In his first collection of poems, &luckier, Christopher J Johnson explores the depths to which we can know our most intimate friends, habits, and—even more so—selves. From a mosaic of coffee cups, dinner engagements, razors, walks around his city, and the wider realm of nature, the poet continually asks to what degree our lives can be understood, our joys engaged with, and our sorrows mitigated. In a voice that is at once contemporary and yet almost primal, these poems seek an affinity with the natural world, the passing of history, and the deepness and breadth of ancestry; they do not question the mystery of life, but ask rather how we have become separated from and might return to a more aware place within the frame of it.

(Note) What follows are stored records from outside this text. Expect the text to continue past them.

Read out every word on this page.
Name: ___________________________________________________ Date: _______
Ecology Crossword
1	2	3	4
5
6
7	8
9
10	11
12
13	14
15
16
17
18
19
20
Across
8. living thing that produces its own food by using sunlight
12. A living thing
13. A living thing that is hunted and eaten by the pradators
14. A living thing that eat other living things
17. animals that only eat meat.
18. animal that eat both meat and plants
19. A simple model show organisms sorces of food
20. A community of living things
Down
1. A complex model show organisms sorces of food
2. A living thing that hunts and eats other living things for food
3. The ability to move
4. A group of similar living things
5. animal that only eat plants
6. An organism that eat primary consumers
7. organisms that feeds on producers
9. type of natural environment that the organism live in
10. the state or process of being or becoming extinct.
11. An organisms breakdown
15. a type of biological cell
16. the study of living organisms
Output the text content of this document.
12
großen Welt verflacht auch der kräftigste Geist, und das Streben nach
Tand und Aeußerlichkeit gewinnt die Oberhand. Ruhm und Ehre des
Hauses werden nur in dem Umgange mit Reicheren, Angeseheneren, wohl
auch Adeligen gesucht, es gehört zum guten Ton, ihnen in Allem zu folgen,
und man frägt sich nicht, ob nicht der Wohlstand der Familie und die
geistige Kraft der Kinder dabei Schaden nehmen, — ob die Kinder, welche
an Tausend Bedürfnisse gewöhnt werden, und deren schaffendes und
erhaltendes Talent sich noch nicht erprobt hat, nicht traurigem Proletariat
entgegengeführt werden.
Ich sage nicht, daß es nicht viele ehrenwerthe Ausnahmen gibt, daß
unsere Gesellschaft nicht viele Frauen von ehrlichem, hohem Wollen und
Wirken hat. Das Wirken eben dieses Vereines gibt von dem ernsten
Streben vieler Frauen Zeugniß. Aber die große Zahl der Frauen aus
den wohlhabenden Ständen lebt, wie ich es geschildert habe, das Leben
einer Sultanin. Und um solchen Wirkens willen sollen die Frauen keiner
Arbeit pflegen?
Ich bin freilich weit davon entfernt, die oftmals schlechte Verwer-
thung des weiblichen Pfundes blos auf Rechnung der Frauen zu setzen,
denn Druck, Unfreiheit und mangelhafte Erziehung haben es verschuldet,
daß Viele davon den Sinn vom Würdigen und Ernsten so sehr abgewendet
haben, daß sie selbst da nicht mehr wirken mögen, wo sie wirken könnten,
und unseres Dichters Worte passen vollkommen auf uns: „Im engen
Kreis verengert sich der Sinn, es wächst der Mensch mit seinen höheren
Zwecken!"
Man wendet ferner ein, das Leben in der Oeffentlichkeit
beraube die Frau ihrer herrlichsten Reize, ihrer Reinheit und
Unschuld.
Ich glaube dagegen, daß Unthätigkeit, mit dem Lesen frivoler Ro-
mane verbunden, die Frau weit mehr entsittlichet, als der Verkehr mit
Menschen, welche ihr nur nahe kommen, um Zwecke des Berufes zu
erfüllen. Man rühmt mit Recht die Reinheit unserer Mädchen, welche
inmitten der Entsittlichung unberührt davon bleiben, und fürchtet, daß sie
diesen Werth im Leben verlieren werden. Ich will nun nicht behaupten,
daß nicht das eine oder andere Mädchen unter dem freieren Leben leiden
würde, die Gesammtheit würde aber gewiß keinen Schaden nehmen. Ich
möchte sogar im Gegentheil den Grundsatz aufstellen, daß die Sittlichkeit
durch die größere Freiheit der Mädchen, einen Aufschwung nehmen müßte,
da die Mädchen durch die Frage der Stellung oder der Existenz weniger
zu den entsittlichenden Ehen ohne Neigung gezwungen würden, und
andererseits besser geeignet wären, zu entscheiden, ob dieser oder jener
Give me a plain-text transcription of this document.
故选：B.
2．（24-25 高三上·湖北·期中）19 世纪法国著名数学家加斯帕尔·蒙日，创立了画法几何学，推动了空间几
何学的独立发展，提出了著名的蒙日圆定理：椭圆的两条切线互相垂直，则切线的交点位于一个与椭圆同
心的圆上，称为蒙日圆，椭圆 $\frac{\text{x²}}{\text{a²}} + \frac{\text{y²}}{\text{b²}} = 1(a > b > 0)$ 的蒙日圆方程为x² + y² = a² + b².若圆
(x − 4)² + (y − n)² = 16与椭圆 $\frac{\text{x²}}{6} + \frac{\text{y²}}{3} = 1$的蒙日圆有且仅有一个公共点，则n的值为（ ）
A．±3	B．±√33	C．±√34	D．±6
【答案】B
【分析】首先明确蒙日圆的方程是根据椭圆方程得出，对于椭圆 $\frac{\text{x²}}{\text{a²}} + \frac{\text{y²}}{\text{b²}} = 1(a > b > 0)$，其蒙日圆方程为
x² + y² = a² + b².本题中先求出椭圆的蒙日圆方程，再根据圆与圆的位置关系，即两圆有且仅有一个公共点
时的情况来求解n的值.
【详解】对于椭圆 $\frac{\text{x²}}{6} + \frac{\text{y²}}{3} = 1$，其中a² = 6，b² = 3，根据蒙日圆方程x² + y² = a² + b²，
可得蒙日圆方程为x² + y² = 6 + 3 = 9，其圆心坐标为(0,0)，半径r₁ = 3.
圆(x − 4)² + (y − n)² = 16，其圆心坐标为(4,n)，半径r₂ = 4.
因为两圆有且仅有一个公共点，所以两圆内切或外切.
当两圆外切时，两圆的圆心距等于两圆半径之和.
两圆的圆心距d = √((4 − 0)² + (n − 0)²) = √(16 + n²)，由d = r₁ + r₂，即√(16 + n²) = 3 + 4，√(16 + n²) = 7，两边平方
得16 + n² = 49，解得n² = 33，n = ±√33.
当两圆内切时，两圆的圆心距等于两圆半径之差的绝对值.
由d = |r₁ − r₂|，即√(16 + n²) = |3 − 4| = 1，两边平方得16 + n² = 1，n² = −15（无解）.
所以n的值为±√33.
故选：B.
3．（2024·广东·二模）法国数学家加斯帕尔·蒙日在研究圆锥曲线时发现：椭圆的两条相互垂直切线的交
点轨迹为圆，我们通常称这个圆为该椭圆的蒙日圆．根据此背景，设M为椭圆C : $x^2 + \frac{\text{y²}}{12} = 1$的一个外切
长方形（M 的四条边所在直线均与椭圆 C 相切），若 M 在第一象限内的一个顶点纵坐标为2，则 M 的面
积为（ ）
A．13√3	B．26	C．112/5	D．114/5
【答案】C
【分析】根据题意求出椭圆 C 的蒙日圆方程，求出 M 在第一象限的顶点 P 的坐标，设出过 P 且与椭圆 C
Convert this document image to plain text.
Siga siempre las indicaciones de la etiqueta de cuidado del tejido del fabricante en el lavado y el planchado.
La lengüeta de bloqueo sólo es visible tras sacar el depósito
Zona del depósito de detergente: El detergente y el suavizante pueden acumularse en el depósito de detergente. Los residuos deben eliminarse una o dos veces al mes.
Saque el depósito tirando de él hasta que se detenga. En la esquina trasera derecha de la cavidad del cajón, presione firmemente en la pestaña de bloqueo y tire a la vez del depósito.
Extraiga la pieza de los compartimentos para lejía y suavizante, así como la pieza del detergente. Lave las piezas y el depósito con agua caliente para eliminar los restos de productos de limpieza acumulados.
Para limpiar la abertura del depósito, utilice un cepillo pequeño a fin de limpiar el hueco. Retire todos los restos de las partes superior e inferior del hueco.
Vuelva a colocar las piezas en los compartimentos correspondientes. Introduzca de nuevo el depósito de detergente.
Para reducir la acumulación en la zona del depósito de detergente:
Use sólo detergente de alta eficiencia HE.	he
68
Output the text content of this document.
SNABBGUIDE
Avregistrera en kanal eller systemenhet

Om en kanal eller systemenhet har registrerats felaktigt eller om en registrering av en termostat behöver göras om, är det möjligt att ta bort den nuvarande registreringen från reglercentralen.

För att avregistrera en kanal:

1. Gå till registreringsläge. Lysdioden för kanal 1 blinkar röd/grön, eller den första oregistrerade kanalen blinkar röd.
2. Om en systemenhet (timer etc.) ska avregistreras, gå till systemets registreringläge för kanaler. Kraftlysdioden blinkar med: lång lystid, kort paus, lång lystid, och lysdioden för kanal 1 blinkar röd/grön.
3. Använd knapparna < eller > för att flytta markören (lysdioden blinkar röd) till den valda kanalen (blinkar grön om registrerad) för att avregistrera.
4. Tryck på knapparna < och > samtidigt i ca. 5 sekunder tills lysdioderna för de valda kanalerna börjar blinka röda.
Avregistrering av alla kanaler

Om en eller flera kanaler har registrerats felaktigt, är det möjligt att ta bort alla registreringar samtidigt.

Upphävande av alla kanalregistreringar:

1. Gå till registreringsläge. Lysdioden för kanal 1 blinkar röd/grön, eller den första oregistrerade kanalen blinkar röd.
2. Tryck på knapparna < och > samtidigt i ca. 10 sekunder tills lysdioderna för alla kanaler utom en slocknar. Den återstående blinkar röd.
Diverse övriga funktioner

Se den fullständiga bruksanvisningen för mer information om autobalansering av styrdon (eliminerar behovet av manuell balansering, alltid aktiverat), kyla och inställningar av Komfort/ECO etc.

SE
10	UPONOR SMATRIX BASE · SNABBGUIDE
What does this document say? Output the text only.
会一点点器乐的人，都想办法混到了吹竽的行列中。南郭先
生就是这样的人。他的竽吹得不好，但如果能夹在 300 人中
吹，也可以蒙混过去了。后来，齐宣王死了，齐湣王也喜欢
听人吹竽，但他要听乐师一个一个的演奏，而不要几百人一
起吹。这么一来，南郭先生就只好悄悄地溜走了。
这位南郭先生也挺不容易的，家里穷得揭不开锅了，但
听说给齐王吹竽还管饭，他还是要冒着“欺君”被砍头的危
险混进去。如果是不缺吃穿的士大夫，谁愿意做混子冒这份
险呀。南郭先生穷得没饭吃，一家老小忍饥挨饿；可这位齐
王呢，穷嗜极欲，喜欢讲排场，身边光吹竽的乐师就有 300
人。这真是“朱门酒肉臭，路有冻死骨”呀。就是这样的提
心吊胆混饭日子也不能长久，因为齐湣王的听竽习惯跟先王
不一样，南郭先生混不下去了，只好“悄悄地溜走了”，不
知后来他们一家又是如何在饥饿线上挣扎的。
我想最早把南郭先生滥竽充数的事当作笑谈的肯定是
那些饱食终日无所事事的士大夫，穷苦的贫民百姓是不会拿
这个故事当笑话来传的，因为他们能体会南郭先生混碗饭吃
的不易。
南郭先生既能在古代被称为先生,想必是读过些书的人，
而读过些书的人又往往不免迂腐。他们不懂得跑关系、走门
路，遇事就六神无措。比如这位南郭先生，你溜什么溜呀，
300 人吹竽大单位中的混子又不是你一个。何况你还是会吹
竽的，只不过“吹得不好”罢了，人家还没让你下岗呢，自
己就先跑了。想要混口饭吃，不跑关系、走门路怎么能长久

“In this debut collection, Christopher J Johnson lasers into the maze of the self, ‘little but stickish bones, a scarecrow / puffed-up w/ rags, smoking at the mouth.’ There’s a little bit of the Modernist in Johnson’s work: he offers us inward lyrics, full of psycho-philosophic intensity, with a Poundian sense of the literary past informing every poem. His images are rich, and his sounds are lush and lodge in the ear, as when he writes, ‘godlet ants in their Herculean tasks / &the porcupines smooth in their wombs.’ Johnson sounds like no one else writing today. His gift is lyric, pure and fine.” —Dana Levin

“Rooted in a Whitmanic vision where ‘there is separation in nothing / but the minds of men,’ the speaker in these poems broods, probes, and deepens the mystery of existence. Some of these poems unfold slowly ‘like a bruise on the sky’s face,’ while others snap with visual precision: ‘The moth floundered in the warm dust / while the black widow boxed the locust. Christopher J Johnson’s &luckier is a book of marvels.” —Arthur Sze

Christopher J Johnson lives in Santa Fe, New Mexico, where he provides narrative content and live performances for the Meow Wolf art collective’s immersive 3D art installations. He also writes for and is manager of photo-eye Bookstore and is a book critic for the C-File Foundation. His poems have appeared in West Branch and the American Poetry Review. He is from Madison, Wisconsin.